Sebuah survei terhadap pemain orkestra menemukan bahwa 64–76% Pemusik anggota sebuah orkestra memiliki RSI yang signifikan. Jenis gangguan muskuloskeletal lainnya, seperti sindrom Carpal Tunnel dan Fokal Distonia, juga umum terjadi.Sindroma Carpal Tunnel atau CTS merupakan kondisi yang terjadi akibat terjadinya jepitan saraf di pergelangan tangan. Gejala khas dari CTS adalah adanya rasa nyeri, mati rasa, kebas, dan kesemutan terutama di ibu jari, jari tengah, telunjuk, dan sebagian jari manis.

Sedangkan Fokal Distonia adalah gangguan kesehatan yang sering menimpa para gitaris klasik legendaris. Roman Viazovskiy adalah legenda Gitar Klasik yang terus berjuang mengalahkan penyakit ini dan nampaknya dari hari ke hari ia makin berhasil terbukti dari permainannya yang masih tetap luar biasa.Namun, sayangnya sudah hampir setahun sejak saya tulis artikel ini, saya tak lagi mendengar kabar kabar darinya dan jadwal konsernya pun seperti sangat sulit untuk ditelusuri.

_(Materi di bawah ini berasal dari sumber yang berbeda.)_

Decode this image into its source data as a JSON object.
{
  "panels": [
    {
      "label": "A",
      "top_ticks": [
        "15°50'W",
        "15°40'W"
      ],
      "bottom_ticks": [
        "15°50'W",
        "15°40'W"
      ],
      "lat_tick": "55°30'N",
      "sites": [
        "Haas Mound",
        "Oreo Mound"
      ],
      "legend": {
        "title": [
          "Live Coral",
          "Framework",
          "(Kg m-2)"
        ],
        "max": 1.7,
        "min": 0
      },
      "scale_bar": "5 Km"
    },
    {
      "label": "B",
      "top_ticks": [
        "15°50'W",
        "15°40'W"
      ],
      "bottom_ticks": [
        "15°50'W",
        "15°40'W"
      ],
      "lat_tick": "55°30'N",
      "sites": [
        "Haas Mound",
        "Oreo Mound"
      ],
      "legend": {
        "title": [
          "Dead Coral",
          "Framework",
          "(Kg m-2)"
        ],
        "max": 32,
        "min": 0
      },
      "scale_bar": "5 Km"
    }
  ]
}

Para pemusik sering juga mengalami masalah non-muskuloskeletal yakni sakit selain pada muskular atau otot dan skeletal atau tulang rangka. Penyakit tersebut meliputi Dermatitis Kontak. Kondisi ini kerap terjadi pada kemusik alat tiup. Nickel, cobalt, palladium, emas dan perak yang lazim terdapat pada alat tiup logam, rentan sekali mengakibatkan jamur ini terutama ketika bahan bahan tersebut berpadu dengan hembusan napas, sentuhan bibir dan air liur.

Gangguan pendengaran akibat paparan musik keras, seperti Tinitus, juga menjadi ancaman tersendiri. Tinitus tidak hanya terjadi pada Disc Jockey di diskotik. Pemusik Klasik terutama konductor yang menggunakan headset untuk waktu lebih dari satu jam dengan volume keras untuk mendapat gambaran headroom musiknya, juga sangat mungkin terserang sakit semacam ini.

Gangguan pernapasan atau pneumotoraks, juga ancaman serius, terutama pada pemain di seksi tiup dan vokalis. Peningkatan tekanan intraokular yang diakibatkan terlalu sering membaca score, juga menjadi ancaman serius, terutama bagi pemain orkestra yang dituntut memiliki kemampuan sight reading yang harus di atas rata rata pemusik non orkestra.

Penyakit refluks gastroesofageal atau yang banyak dikenal orang sebagai GERD, juga menjadi ancaman serius. Ini terjadi karena tekanan performance saat pentas bagi seorang pemusik sungguh berat. Ia harus nyaris sempurna tanpa salah. Postur, gesture dan senyumnya juga harus pas. Hal hal semacam ini memberi tekanan kejiwaan yang sungguh sangat berat.

Para pemusik, dalam hal ini para peniup trumpet, juga berisiko lebih tinggi mengalami masalah pada sistem stomatognatik, khususnya mulut dan gigi, yang dalam beberapa kasus dapat menyebabkan cedera permanen sehingga pemusik tersebut sampai tidak bisa bermain.

Sebetulnya, sudah ada, meski masih terbilang sedikit, konsistensi di sektor layanan kesehatan pendengaran sehubungan dengan perawatan pendengaran musisi dan penyediaan perlindungan pendengaran khusus bagi pemusik. Terutama di USA dan Eropa.
Indonesia belum ya pak? Kalem saja. Nyusul. Namun, American Academy of Audiology telah menerbitkan dokumen konsensus mengenai praktik terbaik untuk pencegahan gangguan pendengaran pada musisi. Jadi nampaknya, upaya pencegahan lebih masuk akal dibanding pengobatannya.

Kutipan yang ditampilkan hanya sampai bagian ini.